• No results found

Dit hoofdstuk geeft antwoord op de deelvragen. De antwoorden komen voort uit de resultaten uit het voorgaande hoofdstuk. De voornaamste resultaten en daarmee conclusies van het onderzoek zijn om max. één keer per week doordeweeks tussen 14:00 en 17:00 uur een LinkedIn-bericht te plaatsen.

Daarnaast blijkt uit het onderzoek dat de doelgroep de meeste behoefte heeft aan berichten waarin blogs, tips en succesverhalen worden gedeeld. Ook geeft de doelgroep de voorkeur aan een LinkedIn-bericht met weinig tekst en een combinatie met een afbeelding. De organisatie heeft geen socialmediastrategie voor LinkedIn en maakt geen gebruik van ondersteunende socialmediatools.

6.1 Deelvragen

Deelvraag 1: Wat zijn de huidige socialmedia-activiteiten van organisatie X op haar socialmediakanalen?

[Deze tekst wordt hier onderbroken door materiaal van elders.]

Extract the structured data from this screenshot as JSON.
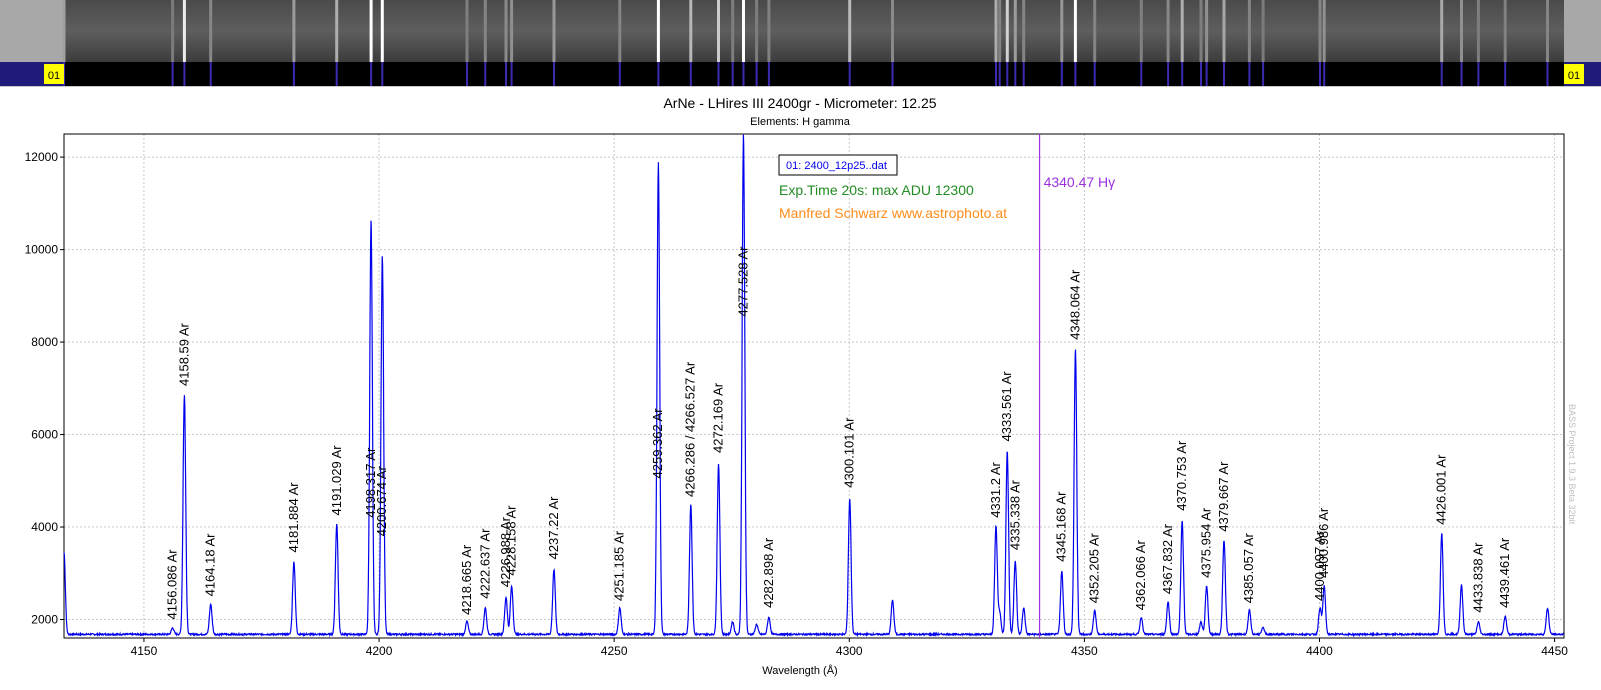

Deskresearch geeft antwoord op deze deelvraag. De huidige socialmedia-activiteiten van organisatie X vinden vooral plaats op Instagram en Facebook voor de B2C-doelgroep. Voor de B2B-doelgroep op LinkedIn maakt de organisatie op dit moment geen gebruik van een vaste socialmediastrategie. De organisatie plaatst onregelmatig berichten op LinkedIn waarvan de organisatie denkt dat deze geschikt zijn. De managers van organisatie X hebben toegang tot het account en proberen af en toe iets uit wat betreft het posten van berichten of het maken van advertenties op LinkedIn. Daarnaast leveren berichten die in een vreemde taal zijn geschreven, minder betrokkenheid op dan berichten die in het Engels geschreven zijn. De socialmediadoelen voor Facebook en Instagram gelden ook voor LinkedIn. Dit zijn het creëren en groeien van merkbekendheid van organisatie X, verkeer genereren, zichtbaarheid groeien en met name online betrokkenheid.

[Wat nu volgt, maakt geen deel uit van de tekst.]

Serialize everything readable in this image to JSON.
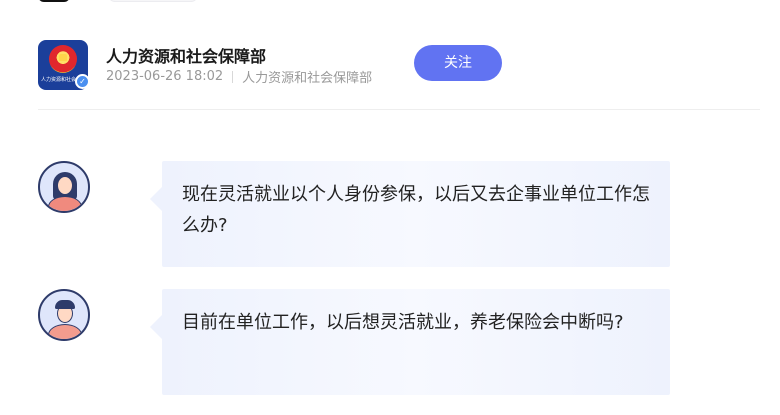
{
  "header": {
    "logo_text": "人力资源和社会保障部",
    "account_name": "人力资源和社会保障部",
    "publish_time": "2023-06-26 18:02",
    "source": "人力资源和社会保障部",
    "follow_label": "关注"
  },
  "qa_list": [
    {
      "avatar": "woman-avatar-icon",
      "question": "现在灵活就业以个人身份参保，以后又去企事业单位工作怎么办?"
    },
    {
      "avatar": "man-avatar-icon",
      "question": "目前在单位工作，以后想灵活就业，养老保险会中断吗?"
    }
  ],
  "colors": {
    "accent": "#6173f2",
    "bubble_bg": "#eef2fd",
    "avatar_outline": "#2e3b6a"
  }
}
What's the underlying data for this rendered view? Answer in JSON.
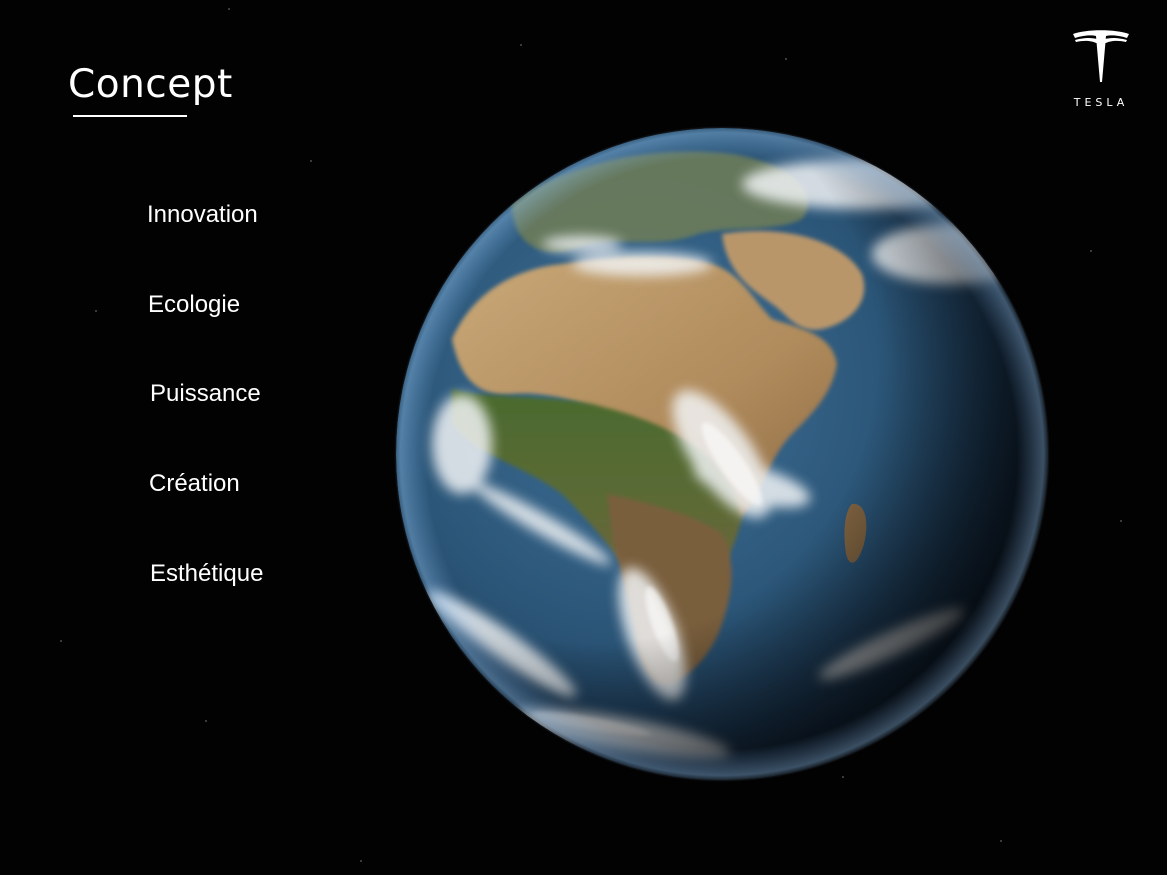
{
  "slide": {
    "title": "Concept",
    "menu": [
      "Innovation",
      "Ecologie",
      "Puissance",
      "Création",
      "Esthétique"
    ]
  },
  "logo": {
    "wordmark": "TESLA",
    "icon": "tesla-t-icon"
  },
  "background": {
    "image": "earth-from-space-africa"
  },
  "colors": {
    "background": "#020203",
    "text": "#ffffff",
    "ocean": "#2f5d86",
    "land": "#b89868",
    "vegetation": "#4f6e2f"
  }
}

Deelvraag 2: Wat is het socialmediagedrag van de B2B-doelgroep van organisatie X op LinkedIn?

Aan de hand van The Social Technographics Ladder van Li en Bernoff (2011) heeft het onderzoek verschillende respondenten in groepen verdeeld. Uit het onderzoek blijkt dat alle respondenten Joiners zijn. Daarnaast zijn 101 respondenten Spectators, 98 respondenten zijn Conversationalists en 68 respondenten zijn Creators. De groep die organisatie X het beste kan benaderen om dialoog aan te gaan zijn Conversationalists. Zij praten online graag mee en geven graag hun mening, bijvoorbeeld aan de hand van een like, reactie of share (Li en Bernoff, 2011). Door deze groep te bereiken,

ontstaat er meer online betrokkenheid. Het merendeel van de respondenten maakt dagelijks tijdens werktijd gebruik van LinkedIn. De meeste respondenten geven aan bedrijven te volgen op LinkedIn.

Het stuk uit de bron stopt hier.